Politique

Trends : la guerre avec l’Iran met à l’épreuve la cohésion de l’alliance atlantique


La guerre avec l’Iran place l’Europe face à un dilemme stratégique et révèle des fissures croissantes au sein de l’alliance transatlantique.

Un rapport de recherche publié par le groupe « Trends » pour la recherche et le conseil indique que la guerre en cours avec l’Iran a confronté l’Europe à un dilemme stratégique complexe, tout en mettant en évidence des fractures grandissantes au sein de l’alliance transatlantique, dans un contexte de divergence manifeste des visions entre Washington et les capitales européennes.

Le rapport, émanant du département des études stratégiques du centre, précise que les opérations militaires menées par les États-Unis et Israël contre l’Iran se sont déroulées sans coordination préalable avec les pays européens, plaçant ces derniers devant une nouvelle réalité qui les pousse à s’impliquer, notamment dans les missions de sécurisation de la navigation dans le détroit d’Ormuz, alors même qu’ils supportent déjà un coût économique croissant en raison de la hausse des prix de l’énergie et des perturbations des chaînes d’approvisionnement.
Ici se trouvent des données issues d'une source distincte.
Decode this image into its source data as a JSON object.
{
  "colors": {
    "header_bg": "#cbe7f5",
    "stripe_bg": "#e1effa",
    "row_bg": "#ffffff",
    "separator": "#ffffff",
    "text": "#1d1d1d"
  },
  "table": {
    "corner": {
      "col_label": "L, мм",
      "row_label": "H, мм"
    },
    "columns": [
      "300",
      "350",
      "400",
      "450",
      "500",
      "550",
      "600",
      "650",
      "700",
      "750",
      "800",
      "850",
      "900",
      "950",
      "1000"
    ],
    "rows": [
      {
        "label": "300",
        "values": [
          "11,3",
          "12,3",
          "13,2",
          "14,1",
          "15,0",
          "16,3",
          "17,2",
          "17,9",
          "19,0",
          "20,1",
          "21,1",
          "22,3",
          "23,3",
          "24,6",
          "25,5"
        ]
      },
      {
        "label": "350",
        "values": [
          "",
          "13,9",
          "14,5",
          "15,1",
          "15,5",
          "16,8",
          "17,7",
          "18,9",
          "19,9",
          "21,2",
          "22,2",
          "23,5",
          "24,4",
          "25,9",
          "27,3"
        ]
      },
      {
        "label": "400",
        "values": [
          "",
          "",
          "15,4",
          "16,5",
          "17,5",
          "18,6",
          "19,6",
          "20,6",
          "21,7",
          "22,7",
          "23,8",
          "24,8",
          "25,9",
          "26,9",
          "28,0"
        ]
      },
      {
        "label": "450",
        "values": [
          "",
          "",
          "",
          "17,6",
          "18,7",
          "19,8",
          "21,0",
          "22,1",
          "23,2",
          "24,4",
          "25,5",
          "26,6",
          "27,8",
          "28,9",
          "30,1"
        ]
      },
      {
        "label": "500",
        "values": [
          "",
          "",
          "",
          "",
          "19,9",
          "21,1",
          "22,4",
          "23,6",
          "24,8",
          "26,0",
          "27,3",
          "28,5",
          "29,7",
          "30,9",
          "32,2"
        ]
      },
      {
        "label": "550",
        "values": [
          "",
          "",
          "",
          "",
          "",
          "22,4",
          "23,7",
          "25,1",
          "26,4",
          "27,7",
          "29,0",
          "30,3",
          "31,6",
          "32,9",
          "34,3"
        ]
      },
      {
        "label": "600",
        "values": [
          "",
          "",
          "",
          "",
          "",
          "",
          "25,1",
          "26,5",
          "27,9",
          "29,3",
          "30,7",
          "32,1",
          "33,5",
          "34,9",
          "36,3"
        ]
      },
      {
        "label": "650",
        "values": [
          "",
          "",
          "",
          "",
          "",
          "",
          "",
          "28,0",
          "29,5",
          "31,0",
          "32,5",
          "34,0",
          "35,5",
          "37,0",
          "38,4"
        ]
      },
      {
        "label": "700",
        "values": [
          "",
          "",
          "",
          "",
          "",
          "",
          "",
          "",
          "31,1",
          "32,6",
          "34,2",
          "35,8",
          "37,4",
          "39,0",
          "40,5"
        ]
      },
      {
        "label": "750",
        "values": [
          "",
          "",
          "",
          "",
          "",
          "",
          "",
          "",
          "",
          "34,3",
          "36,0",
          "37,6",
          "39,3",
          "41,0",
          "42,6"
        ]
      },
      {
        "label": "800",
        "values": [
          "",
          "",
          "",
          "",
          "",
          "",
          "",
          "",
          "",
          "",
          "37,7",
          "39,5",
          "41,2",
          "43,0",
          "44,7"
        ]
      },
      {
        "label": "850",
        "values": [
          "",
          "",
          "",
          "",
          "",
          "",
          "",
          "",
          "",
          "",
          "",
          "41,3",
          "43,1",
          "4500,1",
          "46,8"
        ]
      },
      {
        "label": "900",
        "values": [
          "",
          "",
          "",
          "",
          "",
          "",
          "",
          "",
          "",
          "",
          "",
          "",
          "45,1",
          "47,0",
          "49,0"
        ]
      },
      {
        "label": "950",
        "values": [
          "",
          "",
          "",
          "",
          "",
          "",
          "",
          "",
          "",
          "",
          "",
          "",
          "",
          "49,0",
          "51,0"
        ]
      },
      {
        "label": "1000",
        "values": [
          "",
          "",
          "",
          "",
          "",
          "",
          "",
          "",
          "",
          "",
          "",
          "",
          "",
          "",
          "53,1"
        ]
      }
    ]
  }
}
Il souligne que ce conflit ne relève pas des missions traditionnelles de l’Organisation du traité de l’Atlantique Nord (OTAN), ce qui soulève des questions juridiques et politiques en Europe quant à la légitimité d’une participation militaire. Dans ce contexte, des positions réservées ont émergé de la part de certains États, à l’instar de l’Allemagne, ainsi que d’autres pays européens, traduisant un recul relatif du soutien automatique aux opérations conduites par Washington.

Le rapport note que l’administration du président américain Donald Trump adopte une approche plus ferme, appelant les pays bénéficiant des flux énergétiques transitant par le Golfe à assumer une plus grande part de responsabilité dans leur protection. Toutefois, cette proposition a suscité un large scepticisme en Europe, notamment parce que ces pays n’ont pas été associés à la décision d’escalade militaire.

Le rapport affirme que ces évolutions reflètent un état d’incertitude au sein du partenariat transatlantique, l’Europe manquant de l’élan politique nécessaire pour s’engager militairement, malgré son exposition directe aux répercussions de la crise, tandis que les États-Unis tendent à redéfinir leurs engagements sécuritaires selon le principe du « partage des charges ».

Le rapport présente trois scénarios possibles pour l’avenir de la position européenne. Le premier envisage un engagement limité, restreint à la protection de la navigation maritime sans participation militaire étendue, afin d’équilibrer les pressions américaines et les considérations internes. Le deuxième scénario évoque une accélération de l’orientation de l’Europe vers un renforcement de son autonomie stratégique et une réduction de sa dépendance vis-à-vis des États-Unis, une trajectoire susceptible de remodeler l’architecture de la sécurité européenne à moyen terme.

Le troisième scénario met en garde contre une aggravation des divergences entre les deux rives de l’Atlantique, susceptible d’entraîner une baisse des niveaux de coordination et un affaiblissement de la confiance au sein de l’alliance, notamment face à la persistance des désaccords sur les priorités de la sécurité internationale et les mécanismes de prise de décision.

Le rapport conclut que la guerre avec l’Iran ne constitue pas une menace directe d’effondrement de l’alliance atlantique, mais plutôt un véritable test de sa cohésion et de sa capacité à s’adapter aux évolutions internationales. Il souligne que le cœur du différend ne se limite plus aux valeurs communes, mais est de plus en plus lié au partage des risques et à la répartition des charges, des facteurs appelés à jouer un rôle déterminant dans l’avenir de cette alliance au cours de la période à venir.